PURPOSE: To determine improvement in outflow facility (C) in human anterior segments implanted with a novel Schlemm's canal scaffold or two trabecular micro-bypasses. METHODS: Human anterior segments were isolated from 12 pairs of eyes from donors with no history of ocular disease and then perfused at 50, 40, 30, 20, and 10 mm Hg pressures for 10 minutes each. Baseline C was calculated from perfusion pressures and flow rates. The scaffold was implanted into Schlemm's canal of one anterior segment, and two micro-bypasses were implanted three clock-hours apart in the contralateral anterior segment. Outflow facility and resistance were compared at various standardized perfusion pressures and between each device. RESULTS: Compared to baseline, C increased by 0.16 ± 0.12 µL/min/mm Hg (74%) with the scaffold, and 0.08 ± 0.12 µL/min/mm Hg (34%) with two micro-bypasses. The scaffold increased C at perfusion pressures of 50, 40, 30, and 20 mm Hg (P < 0.005). Two micro-bypasses increased C at a perfusion pressure of 40 mm Hg (P < 0.05). CONCLUSIONS: Both implants effectively increased C in human eyes ex vivo. The scaffold increased C by a greater percentage (73% vs. 34%) and at a greater range of perfusion pressures (20 to 50 mm Hg vs. 40 mm Hg) than the two micro-bypasses, suggesting that the 8-mm dilation of Schlemm's canal by the scaffold may have additional benefits in lowering the outflow resistance. The Hydrus Microstent scaffold may be an effective therapy for increasing outflow facility and thus reducing the IOP in patients with glaucoma.

A novel 8-mm Schlemm's canal scaffold reduces outflow resistance in a human anterior segment perfusion model.
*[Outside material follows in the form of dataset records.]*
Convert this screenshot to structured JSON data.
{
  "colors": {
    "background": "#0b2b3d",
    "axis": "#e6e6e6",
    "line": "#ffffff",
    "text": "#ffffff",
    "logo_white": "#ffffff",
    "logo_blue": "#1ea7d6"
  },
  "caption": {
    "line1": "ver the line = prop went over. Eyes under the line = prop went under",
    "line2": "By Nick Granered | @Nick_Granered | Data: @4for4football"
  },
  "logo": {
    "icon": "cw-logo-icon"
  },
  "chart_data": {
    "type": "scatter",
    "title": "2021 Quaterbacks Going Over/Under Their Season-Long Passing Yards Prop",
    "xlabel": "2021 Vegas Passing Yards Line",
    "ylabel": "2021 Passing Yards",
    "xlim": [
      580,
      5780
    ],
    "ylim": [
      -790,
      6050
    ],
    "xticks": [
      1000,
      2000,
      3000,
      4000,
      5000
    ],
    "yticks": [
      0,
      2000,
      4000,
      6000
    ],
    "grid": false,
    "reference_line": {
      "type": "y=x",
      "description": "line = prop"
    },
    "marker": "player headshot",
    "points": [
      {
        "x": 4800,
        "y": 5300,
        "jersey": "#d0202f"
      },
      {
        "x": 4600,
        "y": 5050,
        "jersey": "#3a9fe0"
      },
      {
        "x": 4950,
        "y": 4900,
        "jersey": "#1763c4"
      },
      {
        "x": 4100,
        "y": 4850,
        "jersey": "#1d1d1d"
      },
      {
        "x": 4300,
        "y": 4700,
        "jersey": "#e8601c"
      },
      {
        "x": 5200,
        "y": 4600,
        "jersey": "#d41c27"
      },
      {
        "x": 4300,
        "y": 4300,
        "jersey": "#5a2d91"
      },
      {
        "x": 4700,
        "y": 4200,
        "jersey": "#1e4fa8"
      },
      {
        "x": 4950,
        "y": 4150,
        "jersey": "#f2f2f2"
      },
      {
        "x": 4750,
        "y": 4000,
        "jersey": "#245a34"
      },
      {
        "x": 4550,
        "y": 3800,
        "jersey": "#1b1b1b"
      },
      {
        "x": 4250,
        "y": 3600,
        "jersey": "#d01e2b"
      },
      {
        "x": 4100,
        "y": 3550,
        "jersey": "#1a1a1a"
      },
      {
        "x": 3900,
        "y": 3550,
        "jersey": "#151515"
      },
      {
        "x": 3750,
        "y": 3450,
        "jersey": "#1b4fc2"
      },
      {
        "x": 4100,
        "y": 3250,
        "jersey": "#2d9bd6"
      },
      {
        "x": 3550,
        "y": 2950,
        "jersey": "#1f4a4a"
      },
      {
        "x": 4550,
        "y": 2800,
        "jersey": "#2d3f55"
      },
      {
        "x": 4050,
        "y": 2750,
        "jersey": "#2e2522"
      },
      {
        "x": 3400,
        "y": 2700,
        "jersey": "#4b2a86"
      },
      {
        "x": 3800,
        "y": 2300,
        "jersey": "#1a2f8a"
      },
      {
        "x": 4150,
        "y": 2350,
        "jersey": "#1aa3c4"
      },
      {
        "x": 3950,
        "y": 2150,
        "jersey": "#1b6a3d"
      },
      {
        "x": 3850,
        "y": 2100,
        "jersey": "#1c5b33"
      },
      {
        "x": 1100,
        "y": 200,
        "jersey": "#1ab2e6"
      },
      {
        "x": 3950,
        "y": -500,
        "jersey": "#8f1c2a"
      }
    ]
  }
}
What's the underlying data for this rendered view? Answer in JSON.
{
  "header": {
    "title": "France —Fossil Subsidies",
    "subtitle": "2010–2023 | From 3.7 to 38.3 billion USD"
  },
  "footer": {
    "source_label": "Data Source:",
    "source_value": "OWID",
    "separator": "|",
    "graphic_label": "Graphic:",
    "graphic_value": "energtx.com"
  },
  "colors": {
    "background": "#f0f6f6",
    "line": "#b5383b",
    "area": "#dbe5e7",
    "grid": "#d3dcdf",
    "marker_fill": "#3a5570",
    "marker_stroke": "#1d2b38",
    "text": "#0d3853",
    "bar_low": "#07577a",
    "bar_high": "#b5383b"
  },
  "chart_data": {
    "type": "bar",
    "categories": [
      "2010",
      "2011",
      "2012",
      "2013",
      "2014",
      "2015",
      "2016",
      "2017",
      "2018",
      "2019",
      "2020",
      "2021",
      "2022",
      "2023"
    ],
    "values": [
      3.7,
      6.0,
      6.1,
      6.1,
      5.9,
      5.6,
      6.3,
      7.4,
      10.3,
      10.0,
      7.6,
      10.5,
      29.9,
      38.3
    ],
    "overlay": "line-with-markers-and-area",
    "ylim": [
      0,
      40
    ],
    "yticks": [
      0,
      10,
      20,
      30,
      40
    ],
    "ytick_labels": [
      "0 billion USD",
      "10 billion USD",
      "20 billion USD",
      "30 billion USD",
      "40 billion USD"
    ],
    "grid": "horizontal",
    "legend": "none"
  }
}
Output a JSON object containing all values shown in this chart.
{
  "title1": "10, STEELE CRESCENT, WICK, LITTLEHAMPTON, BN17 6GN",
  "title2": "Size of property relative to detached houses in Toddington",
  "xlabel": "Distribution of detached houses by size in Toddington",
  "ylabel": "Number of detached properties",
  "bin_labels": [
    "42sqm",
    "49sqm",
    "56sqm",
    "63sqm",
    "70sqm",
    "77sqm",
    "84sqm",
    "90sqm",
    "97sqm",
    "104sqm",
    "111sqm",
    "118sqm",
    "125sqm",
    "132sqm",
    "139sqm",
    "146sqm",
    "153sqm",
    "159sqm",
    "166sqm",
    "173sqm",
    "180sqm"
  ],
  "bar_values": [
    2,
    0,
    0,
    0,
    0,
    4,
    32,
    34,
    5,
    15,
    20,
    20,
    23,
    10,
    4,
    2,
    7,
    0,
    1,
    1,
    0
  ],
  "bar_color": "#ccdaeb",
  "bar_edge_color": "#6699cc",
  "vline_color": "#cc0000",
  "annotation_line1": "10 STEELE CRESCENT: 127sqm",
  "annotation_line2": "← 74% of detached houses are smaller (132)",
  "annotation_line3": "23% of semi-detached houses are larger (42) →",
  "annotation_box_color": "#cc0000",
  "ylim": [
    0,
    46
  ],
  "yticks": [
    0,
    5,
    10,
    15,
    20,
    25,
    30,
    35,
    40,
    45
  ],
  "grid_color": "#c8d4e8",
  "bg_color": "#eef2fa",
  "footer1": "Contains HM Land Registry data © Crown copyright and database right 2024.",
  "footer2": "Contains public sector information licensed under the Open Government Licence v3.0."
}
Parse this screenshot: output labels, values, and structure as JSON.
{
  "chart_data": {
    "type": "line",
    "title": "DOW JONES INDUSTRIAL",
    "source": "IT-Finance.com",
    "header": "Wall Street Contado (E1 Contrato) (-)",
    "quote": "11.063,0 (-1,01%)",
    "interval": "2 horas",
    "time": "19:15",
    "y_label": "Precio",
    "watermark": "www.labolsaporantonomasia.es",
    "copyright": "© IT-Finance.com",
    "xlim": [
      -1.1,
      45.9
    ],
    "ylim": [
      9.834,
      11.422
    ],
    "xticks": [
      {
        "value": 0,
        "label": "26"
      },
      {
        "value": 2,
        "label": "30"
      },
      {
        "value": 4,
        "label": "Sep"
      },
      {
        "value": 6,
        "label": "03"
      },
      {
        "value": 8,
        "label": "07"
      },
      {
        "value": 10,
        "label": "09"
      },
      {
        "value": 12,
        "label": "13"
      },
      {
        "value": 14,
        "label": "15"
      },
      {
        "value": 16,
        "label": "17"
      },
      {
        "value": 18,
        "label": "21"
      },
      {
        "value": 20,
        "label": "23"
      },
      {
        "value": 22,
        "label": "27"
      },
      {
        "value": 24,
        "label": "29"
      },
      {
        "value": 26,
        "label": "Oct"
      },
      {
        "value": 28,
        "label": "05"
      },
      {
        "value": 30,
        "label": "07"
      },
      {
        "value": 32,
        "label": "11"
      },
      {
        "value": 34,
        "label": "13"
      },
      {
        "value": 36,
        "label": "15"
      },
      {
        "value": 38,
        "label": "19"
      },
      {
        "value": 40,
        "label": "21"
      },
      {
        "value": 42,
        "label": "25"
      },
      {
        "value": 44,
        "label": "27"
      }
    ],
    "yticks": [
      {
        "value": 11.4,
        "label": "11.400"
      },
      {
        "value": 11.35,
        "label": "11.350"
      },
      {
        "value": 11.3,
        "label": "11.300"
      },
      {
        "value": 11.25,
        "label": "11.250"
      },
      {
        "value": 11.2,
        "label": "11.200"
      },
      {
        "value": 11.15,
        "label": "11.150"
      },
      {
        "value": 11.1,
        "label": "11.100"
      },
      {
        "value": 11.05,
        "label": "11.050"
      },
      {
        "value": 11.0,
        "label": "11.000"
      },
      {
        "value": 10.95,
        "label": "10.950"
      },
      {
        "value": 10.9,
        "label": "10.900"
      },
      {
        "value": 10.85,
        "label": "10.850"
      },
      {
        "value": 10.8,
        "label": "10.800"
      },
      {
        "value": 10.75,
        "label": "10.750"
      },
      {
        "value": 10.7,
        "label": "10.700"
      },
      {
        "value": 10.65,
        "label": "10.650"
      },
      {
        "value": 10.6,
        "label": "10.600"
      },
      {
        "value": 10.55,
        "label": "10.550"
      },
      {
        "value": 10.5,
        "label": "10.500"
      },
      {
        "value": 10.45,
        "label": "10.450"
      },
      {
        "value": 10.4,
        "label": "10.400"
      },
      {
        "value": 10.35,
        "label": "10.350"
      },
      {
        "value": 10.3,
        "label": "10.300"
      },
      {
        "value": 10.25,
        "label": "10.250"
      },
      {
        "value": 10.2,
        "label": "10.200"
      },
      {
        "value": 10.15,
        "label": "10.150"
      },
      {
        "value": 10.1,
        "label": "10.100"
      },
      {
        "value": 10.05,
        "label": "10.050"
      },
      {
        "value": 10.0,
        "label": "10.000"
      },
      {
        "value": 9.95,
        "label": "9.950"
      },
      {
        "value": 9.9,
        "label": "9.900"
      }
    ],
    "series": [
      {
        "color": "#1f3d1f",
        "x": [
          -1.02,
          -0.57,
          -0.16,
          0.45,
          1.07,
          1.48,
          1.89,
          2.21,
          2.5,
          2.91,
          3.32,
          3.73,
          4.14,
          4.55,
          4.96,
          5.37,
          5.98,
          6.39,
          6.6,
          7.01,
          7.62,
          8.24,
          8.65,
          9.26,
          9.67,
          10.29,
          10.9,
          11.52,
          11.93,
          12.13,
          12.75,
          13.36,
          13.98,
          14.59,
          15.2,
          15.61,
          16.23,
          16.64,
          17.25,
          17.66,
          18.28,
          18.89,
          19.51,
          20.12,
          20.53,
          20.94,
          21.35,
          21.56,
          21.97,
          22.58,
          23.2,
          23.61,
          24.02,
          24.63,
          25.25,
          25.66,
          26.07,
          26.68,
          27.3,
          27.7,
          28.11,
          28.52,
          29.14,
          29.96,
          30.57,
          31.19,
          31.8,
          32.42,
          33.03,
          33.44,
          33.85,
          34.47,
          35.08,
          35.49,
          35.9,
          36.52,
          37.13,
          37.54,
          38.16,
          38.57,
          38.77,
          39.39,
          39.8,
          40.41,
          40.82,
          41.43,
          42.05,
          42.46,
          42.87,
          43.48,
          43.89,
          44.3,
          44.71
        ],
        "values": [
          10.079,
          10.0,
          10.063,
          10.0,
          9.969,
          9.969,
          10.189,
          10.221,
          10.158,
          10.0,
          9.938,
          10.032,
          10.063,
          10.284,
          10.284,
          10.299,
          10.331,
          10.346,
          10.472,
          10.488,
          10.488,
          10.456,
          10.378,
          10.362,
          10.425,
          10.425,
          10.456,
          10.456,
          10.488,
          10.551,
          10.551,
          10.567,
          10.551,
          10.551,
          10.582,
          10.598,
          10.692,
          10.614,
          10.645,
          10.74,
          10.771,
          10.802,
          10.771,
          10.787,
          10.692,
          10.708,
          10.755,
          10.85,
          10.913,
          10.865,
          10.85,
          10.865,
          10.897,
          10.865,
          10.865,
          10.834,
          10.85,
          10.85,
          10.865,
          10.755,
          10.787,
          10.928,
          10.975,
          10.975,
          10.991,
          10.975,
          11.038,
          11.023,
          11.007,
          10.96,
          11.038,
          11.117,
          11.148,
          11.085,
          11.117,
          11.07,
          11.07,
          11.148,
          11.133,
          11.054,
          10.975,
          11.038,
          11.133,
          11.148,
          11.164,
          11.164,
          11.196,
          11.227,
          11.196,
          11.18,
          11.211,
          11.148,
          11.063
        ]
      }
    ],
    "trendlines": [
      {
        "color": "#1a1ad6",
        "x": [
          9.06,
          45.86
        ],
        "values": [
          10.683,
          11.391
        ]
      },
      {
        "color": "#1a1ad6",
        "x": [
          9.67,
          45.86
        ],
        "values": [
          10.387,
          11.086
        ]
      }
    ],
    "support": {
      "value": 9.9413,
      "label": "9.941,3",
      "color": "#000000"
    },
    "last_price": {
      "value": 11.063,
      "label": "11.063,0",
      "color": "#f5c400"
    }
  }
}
PURPOSE: To study the effect on outflow facility and outflow resistance of a nitinol microstent implanted into Schlemm's canal. METHODS: Using a constant pressure perfusion method, outflow facility and outflow resistance were measured in 26 pairs of dissected anterior segments from donated human eyes. Measurements were made at perfusion pressures of 10, 20, 30 and 40 mm Hg. The Hydrus Microstent was placed in Schlemm's canal of one eye and the contralateral eye underwent a sham procedure. Outflow facility and outflow resistance were measured again after the microstent implantation or sham procedure. RESULTS: The Hydrus Microstent significantly increased outflow facility from 0.33 ± 0.17 µL/min/mm Hg to 0.52 ± 0.19 µL/min/mm Hg (P < 0.001). Outflow resistance was significantly reduced from 4.38 ± 3.03 mm Hg/µL/min at baseline to 2.34 ± 1.04 mm Hg/µL/min (P < 0.001) with the microstent. There was a linear correlation between outflow resistance at baseline and decrease in outflow resistance with the microstent (R(2) = 0.89, P < 0.0001). CONCLUSIONS: The increase in outflow facility and decrease in resistance supports the potential use of the Hydrus Microstent as a surgical option to reduce intraocular pressure (IOP). The IOP-lowering effect may be higher in eyes with higher outflow resistance (and IOP) as compared with eyes with lower outflow resistance (and IOP).